HS Orka actively courts green and sustainable companies to locate close to the geothermal facility, boasting to be a "one stop shop" for power, infrastructure and resources.
The rise of industrial symbiosis
Clustering industrial development close together is not a new idea. There are currently close to 20,000 industrial parks around the world, including about 380 in the United States, according to a 2021 study in the journal Resources, Conservation and Recycling. But the idea of a community of businesses locating close to one another and collaborating to achieve enhanced environmental, economic and social performance, known as an eco-industrial park, is less common, with an estimated 250 examples globally.
The United Nations Industrial Development Organization (UNIDO) is aiming to change that through its contribution to the Sustainable Development Goals. UNIDO dubs the work industrial symbiosis "a means by which companies can gain a competitive advantage through the physical exchange of materials, energy, water and by-products, thereby fostering inclusive and sustainable development."

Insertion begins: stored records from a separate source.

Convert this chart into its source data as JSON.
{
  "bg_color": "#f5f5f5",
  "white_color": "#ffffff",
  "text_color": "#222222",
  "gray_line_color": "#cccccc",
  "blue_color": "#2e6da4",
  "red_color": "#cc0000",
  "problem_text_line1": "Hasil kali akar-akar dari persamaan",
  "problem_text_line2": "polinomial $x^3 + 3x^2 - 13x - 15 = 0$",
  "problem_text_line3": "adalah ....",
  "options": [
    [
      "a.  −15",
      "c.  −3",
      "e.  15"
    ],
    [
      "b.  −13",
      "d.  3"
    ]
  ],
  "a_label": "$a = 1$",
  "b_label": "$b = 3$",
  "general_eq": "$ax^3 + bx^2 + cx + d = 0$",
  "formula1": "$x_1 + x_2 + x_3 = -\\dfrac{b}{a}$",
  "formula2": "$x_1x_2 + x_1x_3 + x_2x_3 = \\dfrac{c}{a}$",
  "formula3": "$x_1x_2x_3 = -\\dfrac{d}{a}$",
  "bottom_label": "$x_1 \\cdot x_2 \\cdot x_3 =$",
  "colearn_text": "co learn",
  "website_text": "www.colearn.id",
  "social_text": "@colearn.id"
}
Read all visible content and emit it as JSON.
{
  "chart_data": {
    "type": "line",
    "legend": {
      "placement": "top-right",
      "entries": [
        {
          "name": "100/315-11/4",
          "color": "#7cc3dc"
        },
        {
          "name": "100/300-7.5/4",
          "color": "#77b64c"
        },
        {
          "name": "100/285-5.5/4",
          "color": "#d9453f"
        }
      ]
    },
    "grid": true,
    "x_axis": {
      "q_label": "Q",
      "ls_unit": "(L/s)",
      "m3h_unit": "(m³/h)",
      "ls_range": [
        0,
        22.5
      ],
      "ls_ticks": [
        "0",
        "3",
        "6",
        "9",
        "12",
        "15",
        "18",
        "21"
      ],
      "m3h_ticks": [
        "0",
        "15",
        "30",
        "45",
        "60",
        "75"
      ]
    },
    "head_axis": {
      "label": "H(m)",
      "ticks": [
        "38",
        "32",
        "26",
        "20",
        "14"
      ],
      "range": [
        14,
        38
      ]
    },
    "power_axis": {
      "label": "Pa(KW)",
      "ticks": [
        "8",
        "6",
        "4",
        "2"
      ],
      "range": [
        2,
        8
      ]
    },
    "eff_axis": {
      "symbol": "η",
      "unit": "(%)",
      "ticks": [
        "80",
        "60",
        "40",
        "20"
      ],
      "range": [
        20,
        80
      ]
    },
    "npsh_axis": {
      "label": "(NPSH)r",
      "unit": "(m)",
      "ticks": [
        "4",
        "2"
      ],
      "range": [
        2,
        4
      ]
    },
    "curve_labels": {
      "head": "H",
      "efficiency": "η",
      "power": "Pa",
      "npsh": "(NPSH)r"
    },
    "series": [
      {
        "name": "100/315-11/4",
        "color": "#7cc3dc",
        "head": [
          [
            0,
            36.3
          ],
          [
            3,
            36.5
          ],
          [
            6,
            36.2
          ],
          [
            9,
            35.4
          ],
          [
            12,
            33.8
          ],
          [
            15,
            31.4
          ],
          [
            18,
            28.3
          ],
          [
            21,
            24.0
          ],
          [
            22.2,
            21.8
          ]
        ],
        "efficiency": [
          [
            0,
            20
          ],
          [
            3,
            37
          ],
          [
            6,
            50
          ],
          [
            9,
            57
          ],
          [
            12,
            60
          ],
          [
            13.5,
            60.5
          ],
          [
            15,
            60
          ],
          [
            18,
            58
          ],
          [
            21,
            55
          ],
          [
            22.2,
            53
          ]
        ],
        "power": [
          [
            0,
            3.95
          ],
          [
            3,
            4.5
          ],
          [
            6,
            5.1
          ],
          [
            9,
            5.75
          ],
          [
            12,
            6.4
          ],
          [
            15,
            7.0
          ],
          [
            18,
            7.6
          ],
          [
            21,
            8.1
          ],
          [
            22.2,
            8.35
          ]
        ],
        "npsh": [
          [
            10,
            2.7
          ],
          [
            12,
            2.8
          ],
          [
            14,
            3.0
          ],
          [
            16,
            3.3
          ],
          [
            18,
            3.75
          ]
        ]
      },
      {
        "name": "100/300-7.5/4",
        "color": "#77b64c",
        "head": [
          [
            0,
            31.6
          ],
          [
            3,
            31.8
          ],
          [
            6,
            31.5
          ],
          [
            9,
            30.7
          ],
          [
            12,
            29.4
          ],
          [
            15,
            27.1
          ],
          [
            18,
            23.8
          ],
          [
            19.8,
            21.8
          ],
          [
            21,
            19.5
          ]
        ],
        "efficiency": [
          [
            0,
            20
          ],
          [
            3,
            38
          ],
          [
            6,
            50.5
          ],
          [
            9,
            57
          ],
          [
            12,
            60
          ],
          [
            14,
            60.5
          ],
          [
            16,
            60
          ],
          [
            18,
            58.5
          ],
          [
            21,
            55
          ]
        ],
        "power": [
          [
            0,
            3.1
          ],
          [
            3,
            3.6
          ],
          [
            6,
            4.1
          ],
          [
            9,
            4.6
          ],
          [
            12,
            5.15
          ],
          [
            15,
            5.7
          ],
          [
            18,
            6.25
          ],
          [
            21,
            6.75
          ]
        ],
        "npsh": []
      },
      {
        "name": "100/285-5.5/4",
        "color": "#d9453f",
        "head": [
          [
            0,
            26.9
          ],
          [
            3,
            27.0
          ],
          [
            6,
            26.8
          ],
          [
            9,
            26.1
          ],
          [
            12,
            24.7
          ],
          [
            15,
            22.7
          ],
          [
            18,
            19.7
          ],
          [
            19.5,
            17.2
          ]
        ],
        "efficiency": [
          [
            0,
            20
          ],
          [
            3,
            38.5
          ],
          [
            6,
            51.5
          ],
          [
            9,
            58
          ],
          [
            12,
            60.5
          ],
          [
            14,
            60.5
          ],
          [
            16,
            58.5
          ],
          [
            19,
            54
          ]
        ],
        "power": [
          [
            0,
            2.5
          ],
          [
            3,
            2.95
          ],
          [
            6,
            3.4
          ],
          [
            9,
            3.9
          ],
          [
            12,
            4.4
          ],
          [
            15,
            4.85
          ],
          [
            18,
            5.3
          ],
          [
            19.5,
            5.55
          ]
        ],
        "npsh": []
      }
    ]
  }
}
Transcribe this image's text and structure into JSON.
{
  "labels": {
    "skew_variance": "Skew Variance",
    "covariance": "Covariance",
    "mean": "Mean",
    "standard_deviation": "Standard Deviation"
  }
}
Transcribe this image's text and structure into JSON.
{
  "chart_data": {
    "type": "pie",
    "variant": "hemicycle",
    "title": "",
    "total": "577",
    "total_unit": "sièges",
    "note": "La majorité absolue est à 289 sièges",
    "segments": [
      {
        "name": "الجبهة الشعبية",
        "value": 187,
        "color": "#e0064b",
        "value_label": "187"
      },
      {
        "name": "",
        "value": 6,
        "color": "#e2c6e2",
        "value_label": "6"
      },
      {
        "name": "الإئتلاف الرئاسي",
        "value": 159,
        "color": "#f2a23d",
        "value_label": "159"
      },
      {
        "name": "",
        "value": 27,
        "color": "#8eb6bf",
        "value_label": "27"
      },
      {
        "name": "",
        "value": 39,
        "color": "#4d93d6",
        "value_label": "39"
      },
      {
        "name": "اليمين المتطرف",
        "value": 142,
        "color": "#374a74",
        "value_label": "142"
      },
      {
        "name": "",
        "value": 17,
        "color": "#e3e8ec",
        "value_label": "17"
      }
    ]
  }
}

The concept, however, is not new. HS Orka, for example, started its work in 1974, attracting the first co-location company in 1983. And the idea of using resources to their full potential is obvious, if one agrees resources are finite and planetary boundaries exist. It’s as simple as First Nations people using every part of the buffalo or Vikings using every part of the reindeer. The idea that we wouldn’t examine every waste stream as a potential input must be an aberration of the moment of capitalism, where scale is valued and externalities ignored.
Thinking back to Iceland, I’m struck by how obvious it seemed to the team at HS Orka to find partners for its waste streams. Each new company that co-locates, it pointed out, is a new revenue stream for HS Orka and strengthens the local economy.
When I tried to ask questions from my U.S.-centric perspective — Isn’t it hard to find companies? Isn’t it expensive to integrate? Does it slow down operations? — I was met with blank stares.
I love the Circularity conference because it is a smorgasbord of stories such as HS Orka. It's full of organizations trying to do the sane thing — consider their impacts holistically and get smart about addressing them. Yet I’m also struck by how strange our markets have become. We’ve gotten so far away from operating in ways that are logical; we need to get together to widen our aperture to do things that are often obvious.